January 18, 2018 | Pharma and Life Sciences Blogs
In the era of counterfeits, cybercrimes and threats, pharma industry is not far behind from being victim of the same. According to WHO, estimates of counterfeit drugs have reached as high as $200 billion, with reports of deaths and health problems more alarming than ever.
In response, regulators around the world, to overcome the growing threat of counterfeiting, are opting for serialization. This can be implemented to gain control over the supply chain of drugs using a single unique ID to track and trace the medicine, as it moves through the supply chain.
Hurdles to Implementation
Even though serialization is expected to provide a great deal of benefits for the pharmaceutical industry, challenges faced by companies to adhere to such a system are also big. These challenges were communicated to the FDA by several manufacturers and companies, that prompted FDA to push the implementation from the initially decided November 2017 to November 2018.

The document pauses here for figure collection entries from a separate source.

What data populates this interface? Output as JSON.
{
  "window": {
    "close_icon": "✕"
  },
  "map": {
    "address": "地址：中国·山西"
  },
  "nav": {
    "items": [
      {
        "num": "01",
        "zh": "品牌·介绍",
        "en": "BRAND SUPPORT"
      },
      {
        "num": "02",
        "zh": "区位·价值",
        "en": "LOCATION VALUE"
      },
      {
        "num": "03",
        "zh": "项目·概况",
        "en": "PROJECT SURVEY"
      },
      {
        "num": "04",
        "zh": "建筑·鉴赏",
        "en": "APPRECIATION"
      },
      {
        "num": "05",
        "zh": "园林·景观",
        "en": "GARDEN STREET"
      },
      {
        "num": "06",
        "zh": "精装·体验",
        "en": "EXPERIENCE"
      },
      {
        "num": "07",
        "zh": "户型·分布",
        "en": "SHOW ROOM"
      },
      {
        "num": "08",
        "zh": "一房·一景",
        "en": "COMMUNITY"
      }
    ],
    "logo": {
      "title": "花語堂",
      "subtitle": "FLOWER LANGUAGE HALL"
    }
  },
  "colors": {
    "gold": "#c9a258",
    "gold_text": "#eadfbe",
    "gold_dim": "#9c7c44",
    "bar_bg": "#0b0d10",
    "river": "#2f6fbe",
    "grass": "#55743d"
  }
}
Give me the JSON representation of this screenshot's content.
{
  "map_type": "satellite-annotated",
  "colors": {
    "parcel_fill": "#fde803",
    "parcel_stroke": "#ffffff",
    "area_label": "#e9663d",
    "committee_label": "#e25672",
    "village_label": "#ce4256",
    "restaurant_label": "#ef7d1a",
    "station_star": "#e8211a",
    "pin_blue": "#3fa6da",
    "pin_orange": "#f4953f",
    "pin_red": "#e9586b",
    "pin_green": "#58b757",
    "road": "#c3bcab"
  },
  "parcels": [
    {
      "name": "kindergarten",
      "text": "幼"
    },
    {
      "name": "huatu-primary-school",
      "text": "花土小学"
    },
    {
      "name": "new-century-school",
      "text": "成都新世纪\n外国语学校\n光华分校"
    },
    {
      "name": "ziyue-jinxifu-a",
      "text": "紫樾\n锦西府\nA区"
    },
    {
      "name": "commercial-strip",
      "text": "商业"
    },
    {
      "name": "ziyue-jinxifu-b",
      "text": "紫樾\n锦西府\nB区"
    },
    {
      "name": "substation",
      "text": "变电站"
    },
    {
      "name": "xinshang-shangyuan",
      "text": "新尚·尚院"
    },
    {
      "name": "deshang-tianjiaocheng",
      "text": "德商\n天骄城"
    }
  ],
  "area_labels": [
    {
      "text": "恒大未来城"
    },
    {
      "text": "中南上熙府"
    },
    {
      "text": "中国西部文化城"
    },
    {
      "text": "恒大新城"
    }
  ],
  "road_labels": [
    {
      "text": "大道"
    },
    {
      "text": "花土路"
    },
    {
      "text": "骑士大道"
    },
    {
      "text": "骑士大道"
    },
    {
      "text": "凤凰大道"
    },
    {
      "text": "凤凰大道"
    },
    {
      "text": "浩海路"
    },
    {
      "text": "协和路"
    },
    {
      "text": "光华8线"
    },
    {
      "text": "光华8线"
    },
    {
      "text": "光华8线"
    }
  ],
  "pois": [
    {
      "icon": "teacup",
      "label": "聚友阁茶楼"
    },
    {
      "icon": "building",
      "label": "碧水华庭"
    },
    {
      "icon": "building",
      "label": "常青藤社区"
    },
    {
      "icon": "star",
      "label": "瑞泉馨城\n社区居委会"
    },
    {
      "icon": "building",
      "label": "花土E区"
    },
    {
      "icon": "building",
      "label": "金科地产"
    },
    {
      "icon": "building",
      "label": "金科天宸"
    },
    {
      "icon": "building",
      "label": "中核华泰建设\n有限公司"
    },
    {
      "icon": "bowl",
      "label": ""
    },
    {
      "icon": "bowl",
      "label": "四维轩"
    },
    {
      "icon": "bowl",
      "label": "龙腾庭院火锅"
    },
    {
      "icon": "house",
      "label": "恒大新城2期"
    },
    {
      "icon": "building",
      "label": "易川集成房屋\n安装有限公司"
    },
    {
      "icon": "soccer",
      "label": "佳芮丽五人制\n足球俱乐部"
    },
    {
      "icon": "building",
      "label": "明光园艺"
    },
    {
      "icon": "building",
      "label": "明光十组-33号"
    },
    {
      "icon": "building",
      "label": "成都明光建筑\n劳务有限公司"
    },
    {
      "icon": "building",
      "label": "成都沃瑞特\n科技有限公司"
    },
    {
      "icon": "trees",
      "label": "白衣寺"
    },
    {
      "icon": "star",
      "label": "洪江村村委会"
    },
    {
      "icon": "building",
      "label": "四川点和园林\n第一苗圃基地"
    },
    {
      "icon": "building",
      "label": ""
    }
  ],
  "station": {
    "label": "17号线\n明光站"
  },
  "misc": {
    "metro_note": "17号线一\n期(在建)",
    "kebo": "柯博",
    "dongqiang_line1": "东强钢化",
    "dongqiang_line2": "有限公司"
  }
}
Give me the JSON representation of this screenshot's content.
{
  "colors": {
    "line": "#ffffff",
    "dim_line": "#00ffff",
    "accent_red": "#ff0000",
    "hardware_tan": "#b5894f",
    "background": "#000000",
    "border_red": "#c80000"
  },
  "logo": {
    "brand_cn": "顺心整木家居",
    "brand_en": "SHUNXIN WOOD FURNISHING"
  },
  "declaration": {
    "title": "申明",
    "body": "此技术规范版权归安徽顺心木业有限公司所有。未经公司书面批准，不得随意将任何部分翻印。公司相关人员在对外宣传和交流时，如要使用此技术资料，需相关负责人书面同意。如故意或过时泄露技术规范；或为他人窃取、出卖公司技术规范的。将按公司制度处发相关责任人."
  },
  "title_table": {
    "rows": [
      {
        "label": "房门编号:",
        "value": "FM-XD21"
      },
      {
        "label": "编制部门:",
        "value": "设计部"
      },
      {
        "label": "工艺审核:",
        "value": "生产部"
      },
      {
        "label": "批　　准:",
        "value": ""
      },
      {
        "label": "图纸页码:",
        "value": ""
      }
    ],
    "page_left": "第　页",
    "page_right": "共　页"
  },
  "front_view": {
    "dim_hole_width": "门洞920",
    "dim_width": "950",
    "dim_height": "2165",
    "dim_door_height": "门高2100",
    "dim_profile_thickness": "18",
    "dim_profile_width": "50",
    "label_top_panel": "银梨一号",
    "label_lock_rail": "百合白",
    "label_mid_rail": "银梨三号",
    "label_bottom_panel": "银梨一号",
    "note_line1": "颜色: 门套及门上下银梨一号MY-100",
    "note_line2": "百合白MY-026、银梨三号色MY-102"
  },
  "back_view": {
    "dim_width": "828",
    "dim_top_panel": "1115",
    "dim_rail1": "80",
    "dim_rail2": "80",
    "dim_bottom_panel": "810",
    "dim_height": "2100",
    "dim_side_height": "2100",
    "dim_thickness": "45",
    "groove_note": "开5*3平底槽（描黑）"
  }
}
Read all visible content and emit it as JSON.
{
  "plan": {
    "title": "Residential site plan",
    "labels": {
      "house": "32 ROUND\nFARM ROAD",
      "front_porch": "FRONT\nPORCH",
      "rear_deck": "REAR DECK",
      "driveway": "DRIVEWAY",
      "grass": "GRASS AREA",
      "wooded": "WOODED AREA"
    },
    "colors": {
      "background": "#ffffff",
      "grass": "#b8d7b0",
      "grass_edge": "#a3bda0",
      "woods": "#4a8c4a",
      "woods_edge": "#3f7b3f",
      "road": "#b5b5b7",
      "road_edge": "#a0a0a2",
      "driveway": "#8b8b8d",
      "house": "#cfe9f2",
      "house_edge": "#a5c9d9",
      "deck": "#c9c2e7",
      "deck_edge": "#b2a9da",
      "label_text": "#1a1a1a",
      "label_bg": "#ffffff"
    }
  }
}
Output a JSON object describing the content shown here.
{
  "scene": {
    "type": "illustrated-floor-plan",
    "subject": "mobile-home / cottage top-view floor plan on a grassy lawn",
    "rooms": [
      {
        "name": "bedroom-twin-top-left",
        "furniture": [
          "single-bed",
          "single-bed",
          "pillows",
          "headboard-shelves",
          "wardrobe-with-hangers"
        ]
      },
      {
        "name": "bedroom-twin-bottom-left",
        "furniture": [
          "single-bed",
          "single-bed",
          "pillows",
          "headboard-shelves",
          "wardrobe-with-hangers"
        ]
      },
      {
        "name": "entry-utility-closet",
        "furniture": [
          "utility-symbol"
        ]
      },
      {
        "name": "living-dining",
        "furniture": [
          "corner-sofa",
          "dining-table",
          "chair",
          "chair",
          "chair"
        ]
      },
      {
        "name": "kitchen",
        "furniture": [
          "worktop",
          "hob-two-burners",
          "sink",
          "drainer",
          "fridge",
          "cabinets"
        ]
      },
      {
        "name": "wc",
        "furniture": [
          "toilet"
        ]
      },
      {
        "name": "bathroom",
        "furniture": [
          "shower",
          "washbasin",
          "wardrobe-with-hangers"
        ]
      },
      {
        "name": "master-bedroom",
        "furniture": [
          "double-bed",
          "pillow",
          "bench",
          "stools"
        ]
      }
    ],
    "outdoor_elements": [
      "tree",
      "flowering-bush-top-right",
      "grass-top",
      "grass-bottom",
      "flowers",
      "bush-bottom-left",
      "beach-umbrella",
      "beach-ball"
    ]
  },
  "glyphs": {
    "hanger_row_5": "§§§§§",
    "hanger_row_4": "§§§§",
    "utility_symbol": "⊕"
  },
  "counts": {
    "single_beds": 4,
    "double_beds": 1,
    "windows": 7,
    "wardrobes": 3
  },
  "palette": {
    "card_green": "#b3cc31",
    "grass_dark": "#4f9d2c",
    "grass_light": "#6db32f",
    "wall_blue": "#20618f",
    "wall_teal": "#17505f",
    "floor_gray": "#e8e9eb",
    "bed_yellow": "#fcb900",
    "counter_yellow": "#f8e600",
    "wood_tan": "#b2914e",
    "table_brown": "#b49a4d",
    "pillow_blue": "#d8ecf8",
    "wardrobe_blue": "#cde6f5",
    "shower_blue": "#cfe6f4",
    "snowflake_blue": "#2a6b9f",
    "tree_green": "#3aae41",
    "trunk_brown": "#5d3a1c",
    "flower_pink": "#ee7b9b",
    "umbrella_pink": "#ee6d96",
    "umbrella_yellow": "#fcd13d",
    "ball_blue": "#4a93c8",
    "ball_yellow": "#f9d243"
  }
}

Among the varied issues faced by manufacturers, more than 50 percent of industry experts believe that implementation cost is the greatest hurdle for compliance. It is believed that implementation cost will result in a drain of internal resources. This is especially true for smaller contract manufacturing organizations (CMOs) who are likely to struggle to sideline labor, material and time for the implementation purpose. Moreover, the possible downtime, technical issues and disruption in daily operations are few other issues pointed out by CMOs.
How Are CMOs Affected?
CMOs need to make heavy investments for the serialization process. This cost needs to be spread out in a way that pharma customers do not have to pay a huge price for availing CMO services. For large CMOs, this will not be a big issue to manage the cost. But this can turn out to be a struggle for the smaller ones. CMOs, with smaller capacity, can only undertake limited manufacturing for clients. The installation cost for serialization is huge and economies of scale required to spread this cost, in a way that pharma clients need not invest a lot in return, is next to impossible for them. If small CMOs decide to operate in such an environment, they will be out of business in no time.
The CMO space is already seeing consolidation with manufacturers expanding their services from only manufacturing to development and having their proprietary products. Now with smaller CMOs struggling to keep up with the requirements of serialization, industry experts believe that the space will see more mergers and acquisitions. This can be supported with two M&As that took place within a week’s span in December 2017. The latest deal involved Canada’s OPTEL GROUP that bought traceability rival Verify Brand. This deal was announced within a week after pharma serialization specialist rfXcel bought Frequentz which is into pharma traceability.
Impact on Pharma Companies
Serialization mandate is surely an impactful regulatory change for pharmaceutical firms, especially for managing the supply chain. This mandate is creating a different kind of shift in the industry and only promoting more consolidation in the CMO space, which has been happening for quite some time.
Pharmaceutical companies will in turn rely more on third-party providers with required knowledge of new regulations and expertise to implement required changes, rather than preferring to keep manufacturing and packaging in-house.
From the cost of service point of view, pharma companies will possibly face hike in prices of services offered by CMOs. Some pharma companies would also be willing to invest their money with the CMO for serialization implementation. In that case, there is a great chance that pharma companies will limit their investment and partnership with one or two CMO packagers, with preference for those who offer consolidated services under a roof.